Ms McAlpine said when the collection first went on display in 1983 it had attracted one million visitors a year, but added that visitor numbers had now fallen to less than 250,000 a year.

She said the collection, which includes medieval, Chinese, French and Islamic art, was "still relatively unknown, both here and internationally".

But she added amending Sir William's bequest to allow the artworks and artefacts to go on a "once in a lifetime world tour" would help raise awareness both at home and overseas

She also said the Bill would also require a lending code to be established by Glasgow City Council and the Burrell Trustees, setting out the basis on which the new powers for lending would be exercised.

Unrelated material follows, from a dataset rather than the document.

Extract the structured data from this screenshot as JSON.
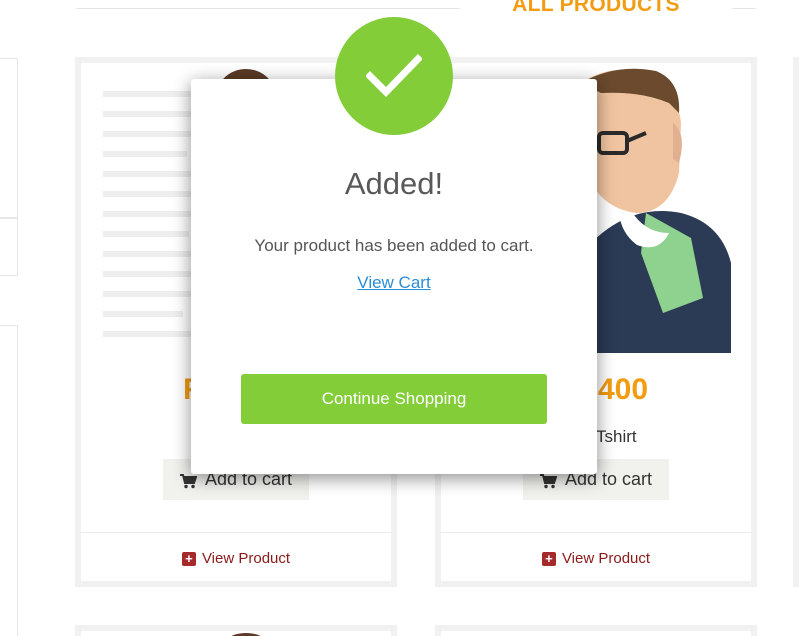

"The code should safeguard against excessive and over-commercial lending and against very fragile items being put at unreasonable risk," Ms McAlpine said.

Councillor Archie Graham, depute leader of Glasgow City Council and chair of Glasgow Life, said the passing of the legislation "marks the beginning of a new chapter for the Burrell Collection".

He added: "We now have the opportunity to share some of Sir William's outstanding vision with an international audience for the first time.

"Glasgow is Scotland's cultural powerhouse and The Burrell Collection is undoubtedly the jewel in our crown.

"While we take forward proposals to fully refurbish and redisplay the gallery in Pollok Park, we will be able to share some of these treasures with the world and increase the international reputation, not only of Sir William's great gift, but of the city he called home."

Bureell Renaissance will advise on both the refurbishment work and the collection's international tour.

Its chairman Sir Angus Grossart said: "We are delighted with this formal confirmation and with the strong support which we have received in the great challenge which we have set."